As aulas acontecem na Escola Senai da Construção e a turma de 2026 é formada por 90 mulheres, que participam de uma metodologia de ensino que combina aulas teóricas à distância com atividades práticas em ambiente de obra, preparando as alunas para as exigências do mercado de trabalho.

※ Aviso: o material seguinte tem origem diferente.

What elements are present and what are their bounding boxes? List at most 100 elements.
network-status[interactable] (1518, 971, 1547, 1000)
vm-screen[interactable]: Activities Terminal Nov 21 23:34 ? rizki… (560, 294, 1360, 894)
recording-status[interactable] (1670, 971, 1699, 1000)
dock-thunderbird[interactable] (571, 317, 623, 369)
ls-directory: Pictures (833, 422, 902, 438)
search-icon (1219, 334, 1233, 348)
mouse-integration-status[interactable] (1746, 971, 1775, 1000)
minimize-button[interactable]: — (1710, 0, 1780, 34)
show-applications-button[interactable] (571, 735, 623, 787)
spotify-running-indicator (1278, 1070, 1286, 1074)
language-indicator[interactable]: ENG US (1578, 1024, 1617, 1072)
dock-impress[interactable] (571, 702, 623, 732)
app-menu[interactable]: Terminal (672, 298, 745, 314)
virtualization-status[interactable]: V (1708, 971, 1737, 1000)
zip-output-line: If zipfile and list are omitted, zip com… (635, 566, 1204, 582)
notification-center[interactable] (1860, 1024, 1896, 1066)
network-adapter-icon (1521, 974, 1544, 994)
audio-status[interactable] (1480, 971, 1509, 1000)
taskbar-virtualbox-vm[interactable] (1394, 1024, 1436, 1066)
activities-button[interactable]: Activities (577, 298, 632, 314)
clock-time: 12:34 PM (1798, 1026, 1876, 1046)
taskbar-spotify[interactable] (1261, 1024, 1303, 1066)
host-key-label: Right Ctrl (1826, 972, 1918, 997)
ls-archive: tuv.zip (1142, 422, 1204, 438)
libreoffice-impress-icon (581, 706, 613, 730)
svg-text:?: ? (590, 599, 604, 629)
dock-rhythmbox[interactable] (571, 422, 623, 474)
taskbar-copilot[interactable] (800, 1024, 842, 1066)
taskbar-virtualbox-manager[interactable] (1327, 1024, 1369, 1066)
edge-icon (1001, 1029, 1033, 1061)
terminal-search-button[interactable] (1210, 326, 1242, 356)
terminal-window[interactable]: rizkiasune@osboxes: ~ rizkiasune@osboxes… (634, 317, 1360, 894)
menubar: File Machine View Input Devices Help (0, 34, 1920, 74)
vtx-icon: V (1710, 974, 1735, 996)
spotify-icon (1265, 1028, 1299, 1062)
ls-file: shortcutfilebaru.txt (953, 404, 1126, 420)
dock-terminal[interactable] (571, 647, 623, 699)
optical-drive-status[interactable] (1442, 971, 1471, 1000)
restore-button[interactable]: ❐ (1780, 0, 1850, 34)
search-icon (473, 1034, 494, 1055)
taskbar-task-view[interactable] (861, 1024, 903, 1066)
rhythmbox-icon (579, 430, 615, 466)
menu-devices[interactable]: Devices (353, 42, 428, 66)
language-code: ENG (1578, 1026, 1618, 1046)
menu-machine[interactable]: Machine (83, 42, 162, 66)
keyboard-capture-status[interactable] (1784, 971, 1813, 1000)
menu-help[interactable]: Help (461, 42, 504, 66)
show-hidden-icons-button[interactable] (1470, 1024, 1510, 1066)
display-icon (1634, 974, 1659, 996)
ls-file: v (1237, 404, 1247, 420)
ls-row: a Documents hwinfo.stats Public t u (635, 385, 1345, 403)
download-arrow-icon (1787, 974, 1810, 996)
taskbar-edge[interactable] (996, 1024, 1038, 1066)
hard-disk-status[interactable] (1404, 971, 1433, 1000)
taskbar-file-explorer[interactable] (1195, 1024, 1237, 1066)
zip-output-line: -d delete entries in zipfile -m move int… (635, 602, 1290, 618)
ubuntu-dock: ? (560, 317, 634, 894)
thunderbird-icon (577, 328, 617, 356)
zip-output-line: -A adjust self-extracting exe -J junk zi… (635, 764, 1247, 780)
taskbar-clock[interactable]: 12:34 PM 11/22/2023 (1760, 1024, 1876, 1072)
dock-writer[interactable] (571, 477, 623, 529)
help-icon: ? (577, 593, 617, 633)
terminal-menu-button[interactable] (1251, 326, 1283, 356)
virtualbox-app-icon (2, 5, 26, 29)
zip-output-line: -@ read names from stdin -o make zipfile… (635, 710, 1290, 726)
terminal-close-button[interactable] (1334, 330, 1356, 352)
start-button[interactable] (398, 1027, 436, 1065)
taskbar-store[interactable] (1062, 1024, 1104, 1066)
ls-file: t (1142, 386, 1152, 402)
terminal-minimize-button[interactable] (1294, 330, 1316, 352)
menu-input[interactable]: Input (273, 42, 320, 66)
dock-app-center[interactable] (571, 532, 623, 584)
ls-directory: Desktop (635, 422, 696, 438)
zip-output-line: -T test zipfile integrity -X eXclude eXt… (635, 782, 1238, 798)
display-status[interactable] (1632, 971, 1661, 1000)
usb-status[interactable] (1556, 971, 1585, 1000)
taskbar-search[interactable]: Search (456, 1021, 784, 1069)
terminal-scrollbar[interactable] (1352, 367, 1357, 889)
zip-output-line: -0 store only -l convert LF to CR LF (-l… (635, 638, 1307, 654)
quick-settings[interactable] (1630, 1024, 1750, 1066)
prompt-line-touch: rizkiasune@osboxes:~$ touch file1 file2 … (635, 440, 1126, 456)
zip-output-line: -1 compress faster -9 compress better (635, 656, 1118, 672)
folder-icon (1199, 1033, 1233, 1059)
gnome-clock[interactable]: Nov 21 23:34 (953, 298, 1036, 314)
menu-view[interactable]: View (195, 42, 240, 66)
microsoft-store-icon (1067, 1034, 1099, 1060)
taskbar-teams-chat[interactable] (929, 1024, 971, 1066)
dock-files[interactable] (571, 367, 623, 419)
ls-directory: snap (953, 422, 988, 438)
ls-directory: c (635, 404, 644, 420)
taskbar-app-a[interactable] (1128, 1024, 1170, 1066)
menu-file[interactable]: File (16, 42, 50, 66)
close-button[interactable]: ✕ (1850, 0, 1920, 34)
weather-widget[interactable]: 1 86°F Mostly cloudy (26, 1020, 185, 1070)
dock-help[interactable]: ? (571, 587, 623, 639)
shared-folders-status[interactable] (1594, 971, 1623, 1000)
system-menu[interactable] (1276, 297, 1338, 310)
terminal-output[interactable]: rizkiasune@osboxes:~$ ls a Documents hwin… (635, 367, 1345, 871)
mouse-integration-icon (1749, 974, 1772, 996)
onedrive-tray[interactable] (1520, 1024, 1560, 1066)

Segundo a organização, o projeto busca não apenas oferecer qualificação técnica, mas também incentivar a inserção das mulheres no mercado de trabalho, promovendo autonomia financeira e ajudando a reduzir a falta de mão de obra qualificada no setor da construção civil.
Cursos oferecidos
Ao todo, o projeto oferece quatro cursos voltados para diferentes áreas da construção civil:
Qualificação em pedreira de alvenaria (160 horas);
Qualificação em assentadora de revestimento cerâmico (160 horas);
Aperfeiçoamento em orçamento de obras (40 horas);
Aperfeiçoamento em operadora de Bobcat (mini-carregadeira) (40 horas).
As participantes têm contato direto com equipamentos, materiais e rotinas de obra, o que permite que saiam do curso com experiência prática e maior preparação para o mercado.
Projeto surgiu para enfrentar falta de mão de obra
A iniciativa teve início em 2025 como projeto piloto em parceria com o departamento nacional do Senai, com foco na formação profissional e geração de renda para mulheres interessadas em ingressar na construção civil.
Além de promover inclusão e oportunidades de trabalho, o projeto também surge como resposta a um desafio enfrentado pelo setor: a escassez de trabalhadores qualificados na construção civil, realidade que tem levado empresas a buscarem novos perfis profissionais e investir na diversidade da mão de obra.